Evaluating Your Wellness Program: Best Practices
Wellness-driven employers understand the importance of evaluation and tracking various forms of data. To understand the impact your wellness program has on your organization, it is important to measure employee engagement, insurance claims, and biometric data, and health outcomes. Wellness programs have the potential to improve these metrics, but if you don’t track them, you won’t know if you’re maximizing your investment or how to improve your wellness program in the future. Employment outcomes data is needed to boost the success of your program and win new stakeholders. Data can be endless but consider the following data points to start maximizing your return on investment (ROI).

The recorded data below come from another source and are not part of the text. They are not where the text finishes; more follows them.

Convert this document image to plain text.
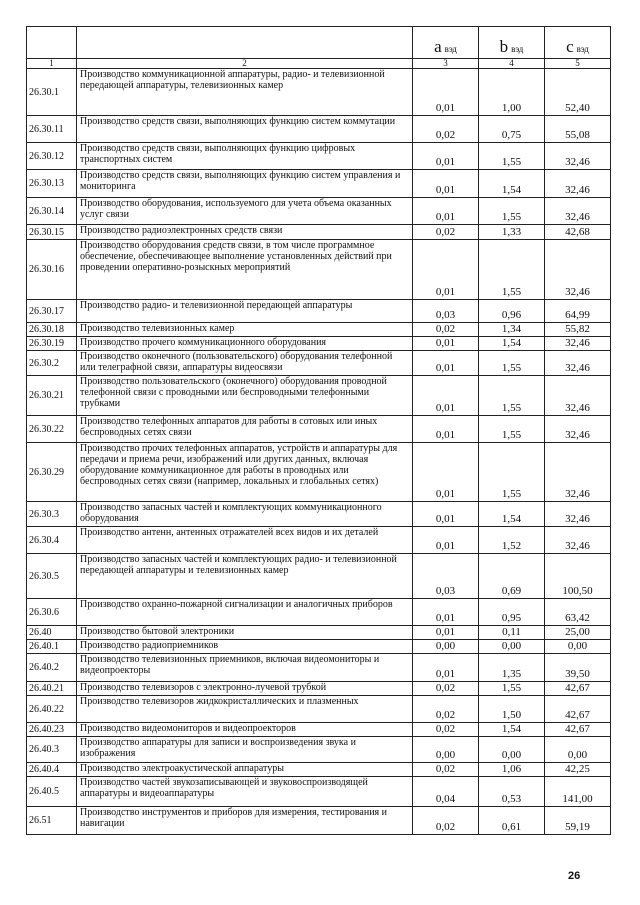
		a вэд	b вэд	c вэд
1	2	3	4	5
26.30.1	Производство коммуникационной аппаратуры, радио- и телевизионной передающей аппаратуры, телевизионных камер	0,01	1,00	52,40
26.30.11	Производство средств связи, выполняющих функцию систем коммутации	0,02	0,75	55,08
26.30.12	Производство средств связи, выполняющих функцию цифровых транспортных систем	0,01	1,55	32,46
26.30.13	Производство средств связи, выполняющих функцию систем управления и мониторинга	0,01	1,54	32,46
26.30.14	Производство оборудования, используемого для учета объема оказанных услуг связи	0,01	1,55	32,46
26.30.15	Производство радиоэлектронных средств связи	0,02	1,33	42,68
26.30.16	Производство оборудования средств связи, в том числе программное обеспечение, обеспечивающее выполнение установленных действий при проведении оперативно-розыскных мероприятий	0,01	1,55	32,46
26.30.17	Производство радио- и телевизионной передающей аппаратуры	0,03	0,96	64,99
26.30.18	Производство телевизионных камер	0,02	1,34	55,82
26.30.19	Производство прочего коммуникационного оборудования	0,01	1,54	32,46
26.30.2	Производство оконечного (пользовательского) оборудования телефонной или телеграфной связи, аппаратуры видеосвязи	0,01	1,55	32,46
26.30.21	Производство пользовательского (оконечного) оборудования проводной телефонной связи с проводными или беспроводными телефонными трубками	0,01	1,55	32,46
26.30.22	Производство телефонных аппаратов для работы в сотовых или иных беспроводных сетях связи	0,01	1,55	32,46
26.30.29	Производство прочих телефонных аппаратов, устройств и аппаратуры для передачи и приема речи, изображений или других данных, включая оборудование коммуникационное для работы в проводных или беспроводных сетях связи (например, локальных и глобальных сетях)	0,01	1,55	32,46
26.30.3	Производство запасных частей и комплектующих коммуникационного оборудования	0,01	1,54	32,46
26.30.4	Производство антенн, антенных отражателей всех видов и их деталей	0,01	1,52	32,46
26.30.5	Производство запасных частей и комплектующих радио- и телевизионной передающей аппаратуры и телевизионных камер	0,03	0,69	100,50
26.30.6	Производство охранно-пожарной сигнализации и аналогичных приборов	0,01	0,95	63,42
26.40	Производство бытовой электроники	0,01	0,11	25,00
26.40.1	Производство радиоприемников	0,00	0,00	0,00
26.40.2	Производство телевизионных приемников, включая видеомониторы и видеопроекторы	0,01	1,35	39,50
26.40.21	Производство телевизоров с электронно-лучевой трубкой	0,02	1,55	42,67
26.40.22	Производство телевизоров жидкокристаллических и плазменных	0,02	1,50	42,67
26.40.23	Производство видеомониторов и видеопроекторов	0,02	1,54	42,67
26.40.3	Производство аппаратуры для записи и воспроизведения звука и изображения	0,00	0,00	0,00
26.40.4	Производство электроакустической аппаратуры	0,02	1,06	42,25
26.40.5	Производство частей звукозаписывающей и звуковоспроизводящей аппаратуры и видеоаппаратуры	0,04	0,53	141,00
26.51	Производство инструментов и приборов для измерения, тестирования и навигации	0,02	0,61	59,19
26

Participation and engagement:
Simply having a wellness program is a great start, but wellness won’t work if your employees are not actively engaging in wellness. Tracking engagement and participation should be done at all levels and be monitored throughout each intervention. Pre- and post-intervention surveys allow you to gather more information than number of participants. Collecting and analyzing this qualitative data can tell a more complete story and gather a deeper understanding on the effectiveness of a program. Finding the “why” behind the engagement (or lack of engagement) allows you to adjust marketing, programing, or any lacking element in the program. The same is true for overall wellness program participation.
Analyzing medical spends and claims data:
If prevention is truly the best medicine, allowing your wellness vendor to analyze your company’s medical spends and insurance data is critical for reducing costly insurance claims. A 2009 study found over 60% of plan sponsors pointed to wellness programs as the biggest healthcare cost containment strategy for the next 3-5 years. This information gives wellness professionals a clear and unbiased look at what is currently ailing your employees and what’s costing you additional money. Cost savings go much deeper than just prescriptions and sick time. Analyzing injuries and worker’s compensation data can help drive injury-prevention programs and keep workers safe and productive. Also consider the employee retention benefits and the cost associated with absenteeism, hiring, and training new employees. Thus, wellness programs can provide significant ROI when backed by data.
Biometrics and health outcomes:
If tracking medical spend allows you to get a current snapshot of your organization’s ailments, tracking biometrics and health outcomes can allow you to predict the short and long-term health of your employees. Identifying and tracking key biometric markers like blood pressure, cholesterol, A1c, and BMI (just to name a few) are valuable tools wellness professionals use to create comprehensive wellness programs. Monitoring these numbers are a great first step but having a complete health profile and health risk assessment data will allow your wellness vendor to target lifestyle choices that really drive key biometrics. For example, if you’re concerned about your employees’ blood pressure, but 80% of the employees are exceeding activity goals while working, it might make sense to examine nutrition versus activity.
Wellness-focused employers understand the importance of evaluation and tracking outcomes. At Wellness Workdays, we use a proprietary four-step process when developing comprehensive wellness programs: assessment, strategy, implementation, and evaluation. To understand if your wellness program is impacting your organization as intended, it is important to collect and measure the data. Analyzing this data will allow you to identify patterns or trends that will direct your next move and allow your program to grow and be successful over time.